Issue Number:36

Date: 04/14/1934

p. 01, c. 1

This Modern Age

Thomas Sellers

Since Adam erred in the garden of Eden, it has been a custom, carefully carried out, for the more matured generation to tear out hair, rattle false teeth and run the blood pressure three hundred and sixty degress above disdain, condemning "the modern age." Our press is over crowded with desparaging notes written by our wise elders, wondering "what will be the end"; our senior clergy is undergoing a violent case of "Delmens Tremens" because of the so-called revolts against God, and our education, those of the pre-war days have just about "given-up". Hearing sermons, reading various articles and listening to speeches from the aforementioned groups, one is forced to conclude that the preceding generation has lost hope for "this modern age; so lax in morals, so skeptical of religion and so disinterested in advancement.

Are the charges true? Can they be proved? Let us consider. Space in this journal, or no other journal would permit a discussion of the accomplishment, attitudes and aptitudes of every young man and woman living in this age, but we can present a fair idea of what "the modern age" is doing by a few outstanding examples.

The Federation of College man and women started a world-wide movement for equal rights among all men. Of course this was and is today, considered by many as communism. Others view it as a case of extreme radicalism, but ernestly desiring world-brotherhood, and genuinely striving for equal rights and universal understanding is but religion, unheralded, which places our so-called "jazz mad, radical upstarts" in an entirely different light from that which some of our leading theologians would see them.

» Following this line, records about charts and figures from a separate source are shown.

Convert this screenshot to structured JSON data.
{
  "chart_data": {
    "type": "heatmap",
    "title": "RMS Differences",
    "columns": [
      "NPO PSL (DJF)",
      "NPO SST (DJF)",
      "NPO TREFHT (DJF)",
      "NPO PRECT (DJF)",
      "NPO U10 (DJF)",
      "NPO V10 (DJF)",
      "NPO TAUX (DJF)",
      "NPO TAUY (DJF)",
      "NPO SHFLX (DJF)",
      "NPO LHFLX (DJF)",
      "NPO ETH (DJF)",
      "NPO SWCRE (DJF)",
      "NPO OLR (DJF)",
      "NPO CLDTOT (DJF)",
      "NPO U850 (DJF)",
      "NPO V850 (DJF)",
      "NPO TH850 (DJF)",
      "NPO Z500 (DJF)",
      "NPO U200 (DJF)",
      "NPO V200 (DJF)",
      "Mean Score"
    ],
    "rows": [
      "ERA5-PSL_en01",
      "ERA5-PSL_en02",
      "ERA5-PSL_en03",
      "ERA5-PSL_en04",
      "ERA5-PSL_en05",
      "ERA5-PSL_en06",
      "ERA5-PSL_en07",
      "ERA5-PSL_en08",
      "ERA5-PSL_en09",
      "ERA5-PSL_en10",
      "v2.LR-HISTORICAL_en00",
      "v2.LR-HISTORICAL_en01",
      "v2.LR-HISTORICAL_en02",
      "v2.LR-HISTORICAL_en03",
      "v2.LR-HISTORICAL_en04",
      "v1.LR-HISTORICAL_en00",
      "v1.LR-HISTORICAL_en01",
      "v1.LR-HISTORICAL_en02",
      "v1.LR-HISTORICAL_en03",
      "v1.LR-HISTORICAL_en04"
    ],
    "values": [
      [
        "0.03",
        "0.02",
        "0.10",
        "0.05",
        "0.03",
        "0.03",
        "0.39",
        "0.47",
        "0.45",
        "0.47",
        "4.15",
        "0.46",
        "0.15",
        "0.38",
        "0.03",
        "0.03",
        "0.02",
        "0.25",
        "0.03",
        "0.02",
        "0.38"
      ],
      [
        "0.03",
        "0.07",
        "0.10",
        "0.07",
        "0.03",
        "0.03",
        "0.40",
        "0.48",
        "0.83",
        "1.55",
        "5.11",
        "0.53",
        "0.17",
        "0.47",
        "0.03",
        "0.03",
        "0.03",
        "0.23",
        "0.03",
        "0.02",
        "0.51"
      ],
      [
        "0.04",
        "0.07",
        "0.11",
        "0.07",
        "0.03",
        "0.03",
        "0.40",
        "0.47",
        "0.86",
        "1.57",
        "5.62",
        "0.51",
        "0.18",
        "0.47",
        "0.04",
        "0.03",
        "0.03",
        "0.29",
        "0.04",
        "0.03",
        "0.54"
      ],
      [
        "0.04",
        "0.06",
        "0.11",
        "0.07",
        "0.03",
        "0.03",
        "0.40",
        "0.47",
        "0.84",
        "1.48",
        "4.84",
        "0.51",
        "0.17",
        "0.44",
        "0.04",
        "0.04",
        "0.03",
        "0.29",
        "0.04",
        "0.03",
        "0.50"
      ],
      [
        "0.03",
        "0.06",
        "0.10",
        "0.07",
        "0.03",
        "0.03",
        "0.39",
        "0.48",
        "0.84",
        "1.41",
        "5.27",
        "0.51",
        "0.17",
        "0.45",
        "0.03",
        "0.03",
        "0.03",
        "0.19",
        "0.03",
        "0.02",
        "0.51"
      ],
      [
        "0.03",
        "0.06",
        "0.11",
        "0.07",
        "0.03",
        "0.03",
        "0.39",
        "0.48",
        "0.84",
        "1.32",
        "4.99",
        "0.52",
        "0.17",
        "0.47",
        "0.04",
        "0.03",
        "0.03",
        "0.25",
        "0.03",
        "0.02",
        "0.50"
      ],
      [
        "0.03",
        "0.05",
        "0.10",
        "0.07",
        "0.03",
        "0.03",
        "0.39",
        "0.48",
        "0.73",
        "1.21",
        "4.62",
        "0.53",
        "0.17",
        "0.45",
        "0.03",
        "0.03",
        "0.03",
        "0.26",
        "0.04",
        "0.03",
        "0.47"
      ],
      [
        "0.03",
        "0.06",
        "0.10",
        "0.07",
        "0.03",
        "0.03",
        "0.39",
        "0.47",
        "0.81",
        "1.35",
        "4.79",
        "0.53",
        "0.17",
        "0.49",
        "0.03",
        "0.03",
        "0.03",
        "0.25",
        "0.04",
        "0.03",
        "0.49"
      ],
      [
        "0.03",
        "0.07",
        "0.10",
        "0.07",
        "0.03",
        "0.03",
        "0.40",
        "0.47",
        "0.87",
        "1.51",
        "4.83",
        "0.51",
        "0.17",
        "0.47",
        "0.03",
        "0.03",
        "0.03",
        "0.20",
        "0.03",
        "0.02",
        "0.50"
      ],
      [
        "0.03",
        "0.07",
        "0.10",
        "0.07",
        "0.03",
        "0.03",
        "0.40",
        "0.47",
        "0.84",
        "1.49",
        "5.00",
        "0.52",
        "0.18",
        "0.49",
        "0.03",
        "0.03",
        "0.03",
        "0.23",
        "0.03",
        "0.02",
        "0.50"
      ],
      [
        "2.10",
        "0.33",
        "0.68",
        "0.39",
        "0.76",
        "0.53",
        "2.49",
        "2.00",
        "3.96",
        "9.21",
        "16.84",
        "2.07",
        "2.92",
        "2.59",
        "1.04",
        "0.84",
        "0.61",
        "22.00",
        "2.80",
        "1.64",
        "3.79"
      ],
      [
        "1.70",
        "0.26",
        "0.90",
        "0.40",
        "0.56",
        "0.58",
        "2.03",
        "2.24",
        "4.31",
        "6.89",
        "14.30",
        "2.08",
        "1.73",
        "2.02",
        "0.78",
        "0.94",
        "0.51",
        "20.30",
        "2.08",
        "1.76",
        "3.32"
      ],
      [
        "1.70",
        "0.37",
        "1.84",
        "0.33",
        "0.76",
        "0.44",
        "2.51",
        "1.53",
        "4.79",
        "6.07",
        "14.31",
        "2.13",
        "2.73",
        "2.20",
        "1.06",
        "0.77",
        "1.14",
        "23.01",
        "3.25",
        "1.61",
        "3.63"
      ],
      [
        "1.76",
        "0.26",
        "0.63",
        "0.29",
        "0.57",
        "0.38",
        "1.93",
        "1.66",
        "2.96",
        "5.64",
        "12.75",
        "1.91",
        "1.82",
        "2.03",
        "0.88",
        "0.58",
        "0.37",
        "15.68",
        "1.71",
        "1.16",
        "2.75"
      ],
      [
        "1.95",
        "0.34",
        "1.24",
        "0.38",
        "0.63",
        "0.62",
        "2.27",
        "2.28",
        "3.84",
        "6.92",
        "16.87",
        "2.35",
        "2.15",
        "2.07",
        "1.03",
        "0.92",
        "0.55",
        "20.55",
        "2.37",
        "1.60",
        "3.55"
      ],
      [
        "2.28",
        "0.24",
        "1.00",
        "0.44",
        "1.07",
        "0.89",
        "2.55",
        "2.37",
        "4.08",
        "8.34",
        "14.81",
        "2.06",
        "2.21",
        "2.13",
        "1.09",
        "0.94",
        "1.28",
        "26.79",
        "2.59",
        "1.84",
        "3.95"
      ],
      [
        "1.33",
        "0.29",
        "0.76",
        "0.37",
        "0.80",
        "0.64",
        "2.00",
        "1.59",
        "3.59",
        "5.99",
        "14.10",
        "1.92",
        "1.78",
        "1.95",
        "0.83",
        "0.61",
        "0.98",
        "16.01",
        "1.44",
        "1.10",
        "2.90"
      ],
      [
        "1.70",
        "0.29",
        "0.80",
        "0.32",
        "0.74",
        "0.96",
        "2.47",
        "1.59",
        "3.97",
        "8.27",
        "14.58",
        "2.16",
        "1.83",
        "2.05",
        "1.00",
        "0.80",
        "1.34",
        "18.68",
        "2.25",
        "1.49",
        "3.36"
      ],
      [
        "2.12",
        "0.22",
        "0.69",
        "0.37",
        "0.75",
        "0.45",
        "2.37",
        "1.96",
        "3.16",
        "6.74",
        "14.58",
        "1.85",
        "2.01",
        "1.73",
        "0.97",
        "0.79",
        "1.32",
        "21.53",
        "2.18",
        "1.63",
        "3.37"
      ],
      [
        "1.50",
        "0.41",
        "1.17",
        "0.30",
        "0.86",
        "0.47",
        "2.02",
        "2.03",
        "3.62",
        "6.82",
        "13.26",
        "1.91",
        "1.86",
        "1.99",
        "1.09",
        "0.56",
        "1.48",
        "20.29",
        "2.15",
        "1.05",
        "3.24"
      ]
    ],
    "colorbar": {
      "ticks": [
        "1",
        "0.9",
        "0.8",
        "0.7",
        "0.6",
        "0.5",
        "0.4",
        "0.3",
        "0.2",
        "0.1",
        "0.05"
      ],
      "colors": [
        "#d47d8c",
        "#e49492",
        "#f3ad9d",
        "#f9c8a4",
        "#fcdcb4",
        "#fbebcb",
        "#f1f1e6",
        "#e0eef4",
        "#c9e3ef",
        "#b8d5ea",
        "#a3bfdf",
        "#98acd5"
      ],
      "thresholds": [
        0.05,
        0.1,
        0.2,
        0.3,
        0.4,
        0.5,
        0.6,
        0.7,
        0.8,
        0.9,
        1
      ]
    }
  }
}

In our Race, the few outstanding books for the past two years, have been written by young authors. The most important legal problems have been solved by our younger lawyers and all, or certainly most of the places in the "New Deal" are occupoied by Delaneys, Vanns, Kinkles and others who belong to the class of moderns.

In looking for the reasons behind religious, educational and political advancement during the past decad, one is provoked to slight laughter over the state of "nervous anxiety" manifested by some, and is elated over the achievements of This Modern Age.